You can increase development velocity by enabling merge queues for pull requests in your repository.

People with admin permissions can configure merge queues for pull requests targeting selected branches of a repository.

Note: The pull request merge queue feature is currently in limited public beta and subject to change. Organizations owners can request early access to the beta by joining the waitlist.

About pull request merge queue

Merge queues for pull requests can increase the rate at which pull requests are merged into a busy default branch, whilst ensuring that CI checks pass.

Merge queues use GitHub Actions. For more information about actions, see "GitHub Actions."

Once a pull request has passed any required checks and approvals, a contributor with write access can add the pull request to the merge queue.

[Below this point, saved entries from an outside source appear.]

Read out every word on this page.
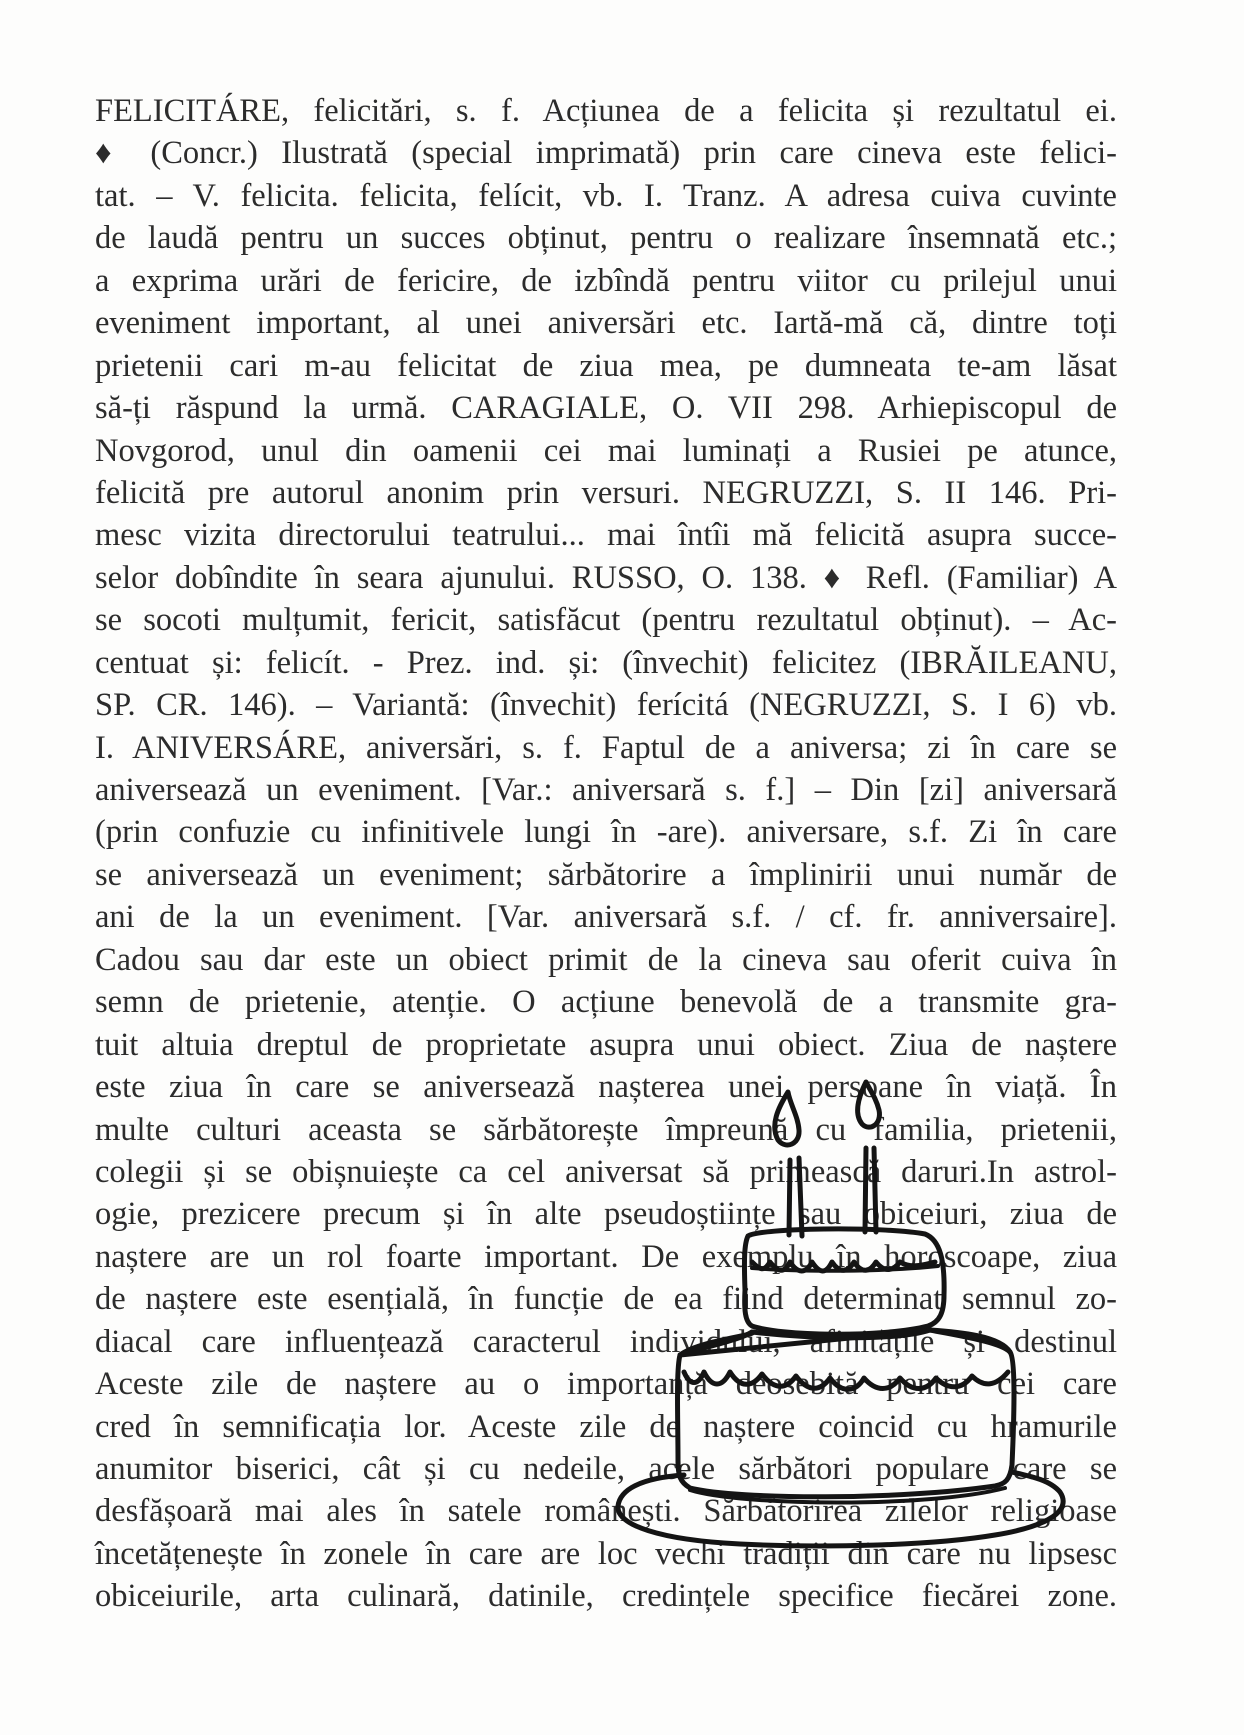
FELICITÁRE, felicitări, s. f. Acțiunea de a felicita și rezultatul ei.
♦ (Concr.) Ilustrată (special imprimată) prin care cineva este felici-
tat. – V. felicita. felicita, felícit, vb. I. Tranz. A adresa cuiva cuvinte
de laudă pentru un succes obținut, pentru o realizare însemnată etc.;
a exprima urări de fericire, de izbîndă pentru viitor cu prilejul unui
eveniment important, al unei aniversări etc. Iartă-mă că, dintre toți
prietenii cari m-au felicitat de ziua mea, pe dumneata te-am lăsat
să-ți răspund la urmă. CARAGIALE, O. VII 298. Arhiepiscopul de
Novgorod, unul din oamenii cei mai luminați a Rusiei pe atunce,
felicită pre autorul anonim prin versuri. NEGRUZZI, S. II 146. Pri-
mesc vizita directorului teatrului... mai întîi mă felicită asupra succe-
selor dobîndite în seara ajunului. RUSSO, O. 138. ♦ Refl. (Familiar) A
se socoti mulțumit, fericit, satisfăcut (pentru rezultatul obținut). – Ac-
centuat și: felicít. - Prez. ind. și: (învechit) felicitez (IBRĂILEANU,
SP. CR. 146). – Variantă: (învechit) ferícitá (NEGRUZZI, S. I 6) vb.
I. ANIVERSÁRE, aniversări, s. f. Faptul de a aniversa; zi în care se
aniversează un eveniment. [Var.: aniversară s. f.] – Din [zi] aniversară
(prin confuzie cu infinitivele lungi în -are). aniversare, s.f. Zi în care
se aniversează un eveniment; sărbătorire a împlinirii unui număr de
ani de la un eveniment. [Var. aniversară s.f. / cf. fr. anniversaire].
Cadou sau dar este un obiect primit de la cineva sau oferit cuiva în
semn de prietenie, atenție. O acțiune benevolă de a transmite gra-
tuit altuia dreptul de proprietate asupra unui obiect. Ziua de naștere
este ziua în care se aniversează nașterea unei persoane în viață. În
multe culturi aceasta se sărbătorește împreună cu familia, prietenii,
colegii și se obișnuiește ca cel aniversat să primească daruri.In astrol-
ogie, prezicere precum și în alte pseudoștiințe sau obiceiuri, ziua de
naștere are un rol foarte important. De exemplu în horoscoape, ziua
de naștere este esențială, în funcție de ea fiind determinat semnul zo-
diacal care influențează caracterul individului, afinitățile și destinul
Aceste zile de naștere au o importanță deosebită pentru cei care
cred în semnificația lor. Aceste zile de naștere coincid cu hramurile
anumitor biserici, cât și cu nedeile, acele sărbători populare care se
desfășoară mai ales în satele românești. Sărbătorirea zilelor religioase
încetățenește în zonele în care are loc vechi tradiții din care nu lipsesc
obiceiurile, arta culinară, datinile, credințele specifice fiecărei zone.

The queue then creates a temporary branch with that pull request and any pull requests ahead of it in the queue, and triggers any required continuous integration (CI) checks.

The merge queue creates temporary preparatory branches to validate pull requests against the latest version of the base branch. To ensure that GitHub validates these preparatory branches, you may need to update your CI configuration to trigger builds on branch names starting with gh-readonly-queue/{base_branch}.

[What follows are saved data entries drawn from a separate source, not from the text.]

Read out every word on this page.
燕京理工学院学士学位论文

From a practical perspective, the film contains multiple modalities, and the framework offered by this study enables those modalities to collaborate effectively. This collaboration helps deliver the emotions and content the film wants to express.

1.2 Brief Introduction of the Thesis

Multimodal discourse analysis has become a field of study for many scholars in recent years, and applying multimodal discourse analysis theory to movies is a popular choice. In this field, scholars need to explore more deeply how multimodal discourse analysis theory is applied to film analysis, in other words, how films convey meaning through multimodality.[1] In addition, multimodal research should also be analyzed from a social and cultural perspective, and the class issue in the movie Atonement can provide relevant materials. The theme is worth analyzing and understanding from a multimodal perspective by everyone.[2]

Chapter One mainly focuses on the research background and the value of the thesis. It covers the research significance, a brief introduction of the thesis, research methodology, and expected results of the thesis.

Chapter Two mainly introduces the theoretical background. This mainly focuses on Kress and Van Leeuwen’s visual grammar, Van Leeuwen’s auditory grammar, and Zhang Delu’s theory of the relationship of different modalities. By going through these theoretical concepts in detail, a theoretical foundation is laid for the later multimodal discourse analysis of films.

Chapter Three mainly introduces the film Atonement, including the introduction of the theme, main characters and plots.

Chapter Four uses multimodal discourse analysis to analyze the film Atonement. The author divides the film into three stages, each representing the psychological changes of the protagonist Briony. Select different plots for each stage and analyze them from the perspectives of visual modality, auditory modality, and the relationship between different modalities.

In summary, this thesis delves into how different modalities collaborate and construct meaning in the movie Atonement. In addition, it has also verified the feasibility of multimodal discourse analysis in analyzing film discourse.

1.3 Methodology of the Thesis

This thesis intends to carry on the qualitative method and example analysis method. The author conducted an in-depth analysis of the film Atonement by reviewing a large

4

For example, with GitHub Actions, adding the following trigger to a workflow will cause the workflow to run when any push is made to a merge queue preparatory branch that targets main.

on:
  push:
    branches:
    - main
    - gh-readonly-queue/main/**

Once CI checks pass, GitHub merges the pull request by fast-forwarding the default branch. The merge queue will use merge commits if the "Require linear history" branch protection setting is turned off, and the "Rebase and merge" method otherwise.

For information about merge methods, see "About pull request merges." For information about the "Require linear history" branch protection setting, see "About protected branches."

Note: During the beta, there are some limitations when using the merge queue:

  • The merge queue cannot be enabled on branch protection rules using wildcards (*) in the name.
  • There is no support for squash merge commits. (Only merge commits and "rebase and merge" commits are supported.)

If there are failed status checks or conflicts with the base branch, GitHub will remove the pull request from the queue. The pull request timeline will display the reason why the pull request has been removed from the queue.

Managing pull request merge queue

Repository administrators can configure merge queues for pull requests targeting selected branches of a repository. The requirement to use a merge queue is a branch protection setting called "Require merge queue" that can be enabled in branch protection rules.

For information about how to enable the merge queue protection setting, see "Managing a branch protection rule."